Nederlands samenvatting KVT Leerstof
Leerstof:
Rijke taal 4 5.1/5.5 6.2 7.1.3/7.1.5
Basiskennis taalonderwijs 3.2-3.4 5.1-5.2 6.3 7.3-7.4 9
Les in taal, document online
Rijke taal // Hoofdstuk 4
4.1 / Kwaliteit van teksten
- (voor)lezen faciliteert de ontwikkeling van de ervarings- en taalbasis van leerlingen, hun
leesvaardigheid en daarmee ook maatschappelijk succes.
- Tijd die besteed wordt aan lezen neemt af, evenals de leesmotivatie.
- Rijke teksten zijn authentieke teksten, rijk taalgebruik.
o Alleen rijke teksten dragen bij aan de ontwikkeling van ervaringsbasis en taalbasis
van leerlingen.
o Kenmerken:
Schrijver wil werkelijk iets communiceren, zet rijke taalmogelijkheden voor in
Elementaire verhaalstructuur (uitdagend, interesse wekkend)

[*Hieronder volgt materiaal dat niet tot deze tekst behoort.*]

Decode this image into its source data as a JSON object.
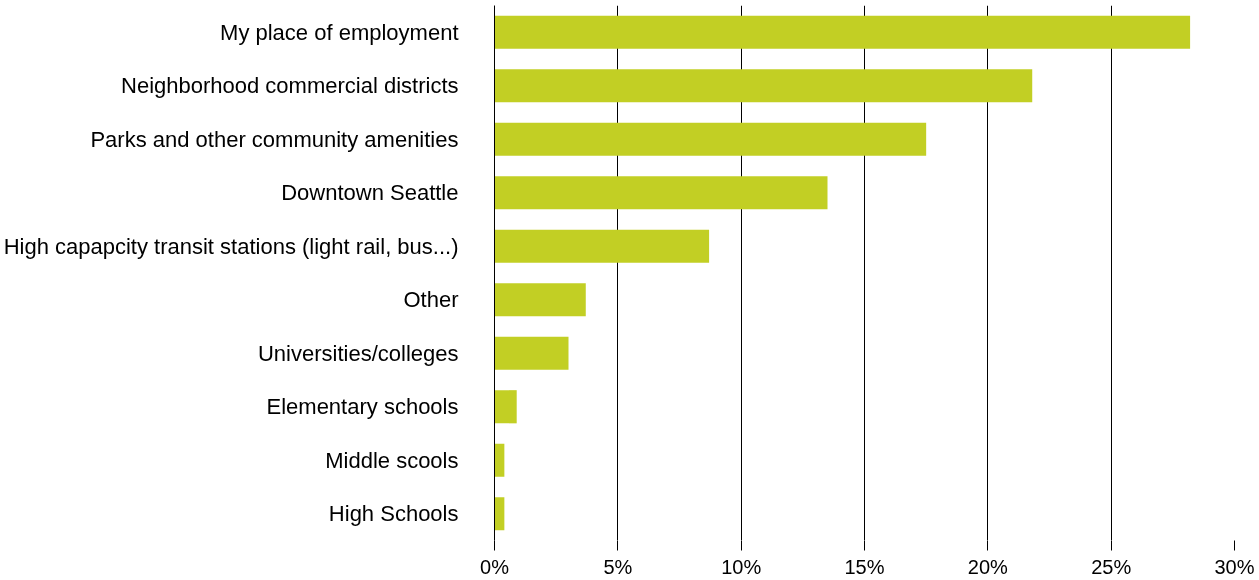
{
  "chart_data": {
    "type": "bar",
    "orientation": "horizontal",
    "categories": [
      "My place of employment",
      "Neighborhood commercial districts",
      "Parks and other community amenities",
      "Downtown Seattle",
      "High capapcity transit stations (light rail, bus...)",
      "Other",
      "Universities/colleges",
      "Elementary schools",
      "Middle scools",
      "High Schools"
    ],
    "values": [
      28.2,
      21.8,
      17.5,
      13.5,
      8.7,
      3.7,
      3.0,
      0.9,
      0.4,
      0.4
    ],
    "color": "#c2cf24",
    "xlim": [
      0,
      30
    ],
    "xticks": [
      {
        "value": 0,
        "label": "0%"
      },
      {
        "value": 5,
        "label": "5%"
      },
      {
        "value": 10,
        "label": "10%"
      },
      {
        "value": 15,
        "label": "15%"
      },
      {
        "value": 20,
        "label": "20%"
      },
      {
        "value": 25,
        "label": "25%"
      },
      {
        "value": 30,
        "label": "30%"
      }
    ],
    "grid": "x"
  }
}
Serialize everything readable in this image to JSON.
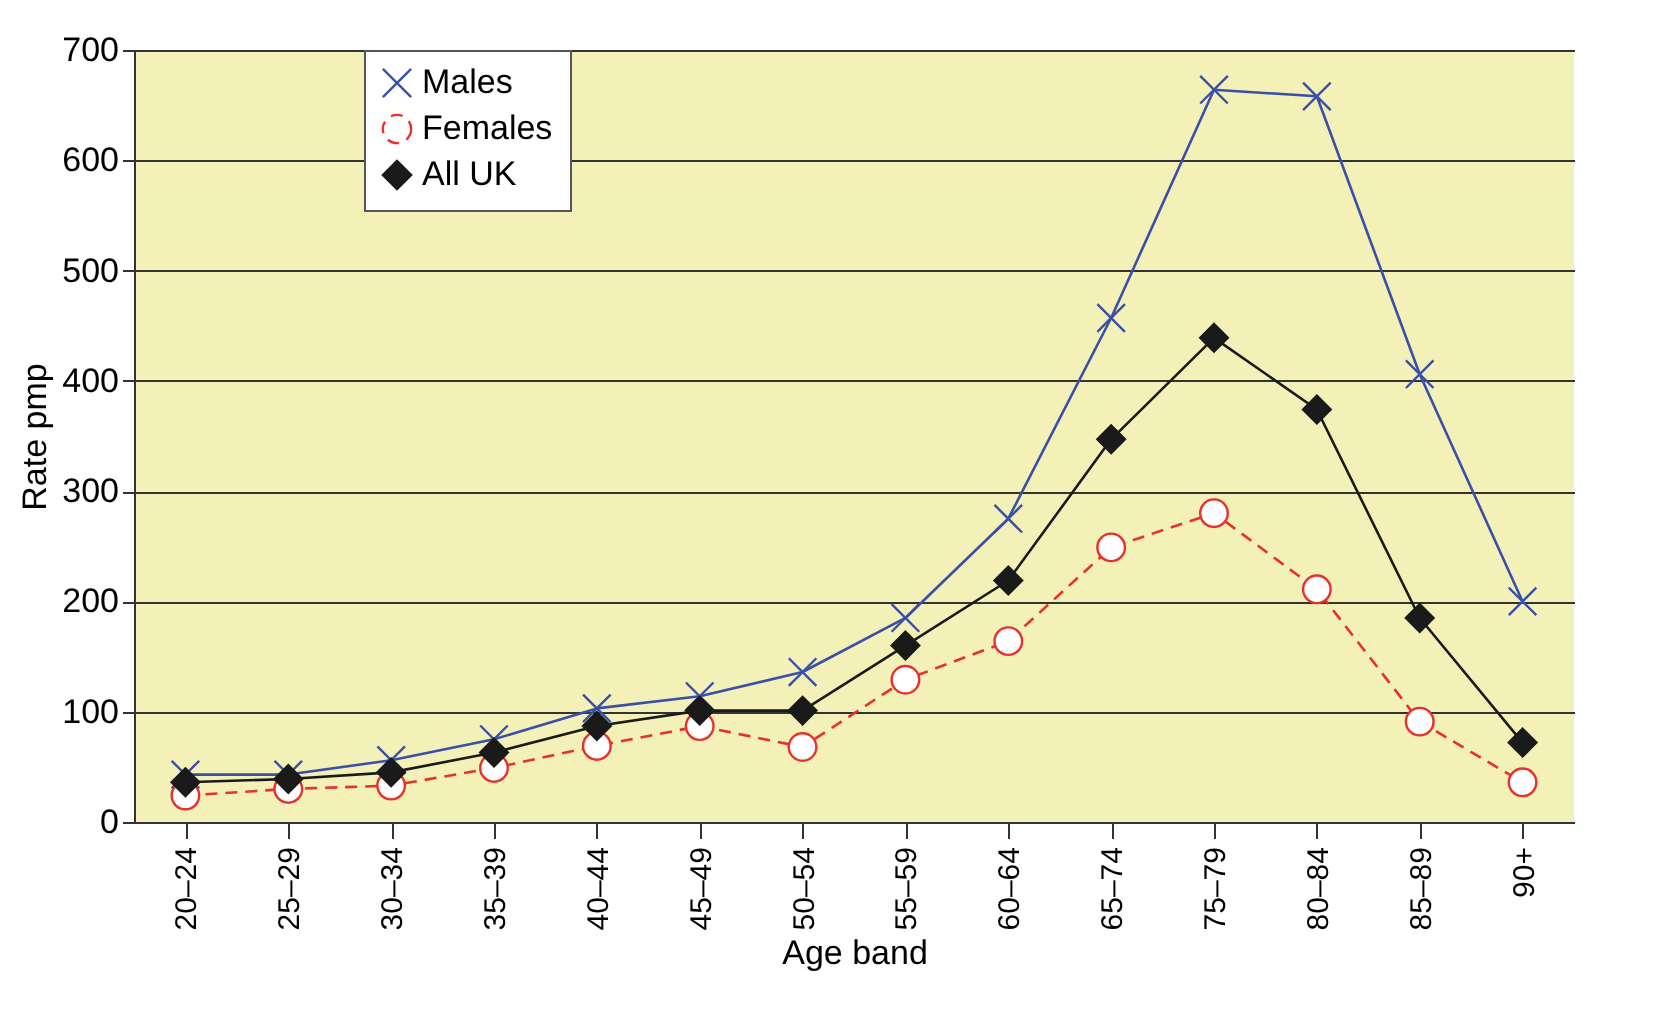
{
  "chart_data": {
    "type": "line",
    "xlabel": "Age band",
    "ylabel": "Rate pmp",
    "categories": [
      "20–24",
      "25–29",
      "30–34",
      "35–39",
      "40–44",
      "45–49",
      "50–54",
      "55–59",
      "60–64",
      "65–74",
      "75–79",
      "80–84",
      "85–89",
      "90+"
    ],
    "series": [
      {
        "name": "Males",
        "color": "#3a4fa8",
        "marker": "cross",
        "line_style": "solid",
        "values": [
          43,
          43,
          56,
          75,
          103,
          114,
          136,
          185,
          275,
          457,
          664,
          658,
          406,
          200
        ]
      },
      {
        "name": "Females",
        "color": "#e8302c",
        "marker": "circle",
        "line_style": "dashed",
        "values": [
          24,
          30,
          33,
          49,
          69,
          87,
          68,
          129,
          164,
          249,
          280,
          211,
          91,
          36
        ]
      },
      {
        "name": "All UK",
        "color": "#1a1a1a",
        "marker": "diamond",
        "line_style": "solid",
        "values": [
          36,
          39,
          45,
          63,
          87,
          101,
          101,
          160,
          219,
          347,
          439,
          374,
          185,
          72
        ]
      }
    ],
    "ylim": [
      0,
      700
    ],
    "yticks": [
      0,
      100,
      200,
      300,
      400,
      500,
      600,
      700
    ],
    "grid": "y",
    "legend": "top left"
  }
}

Tekst = actief, spreekt de lezer direct aan
Zinslengte gevarieerd
Verbindingswoorden (eerst, vervolgens, dan, later, evenals etc…)
Gevarieerde woordenschat, voldoende laagfrequente woorden (woorden die
vooral gebruikt worden bij zaakvakken, kranten enz.)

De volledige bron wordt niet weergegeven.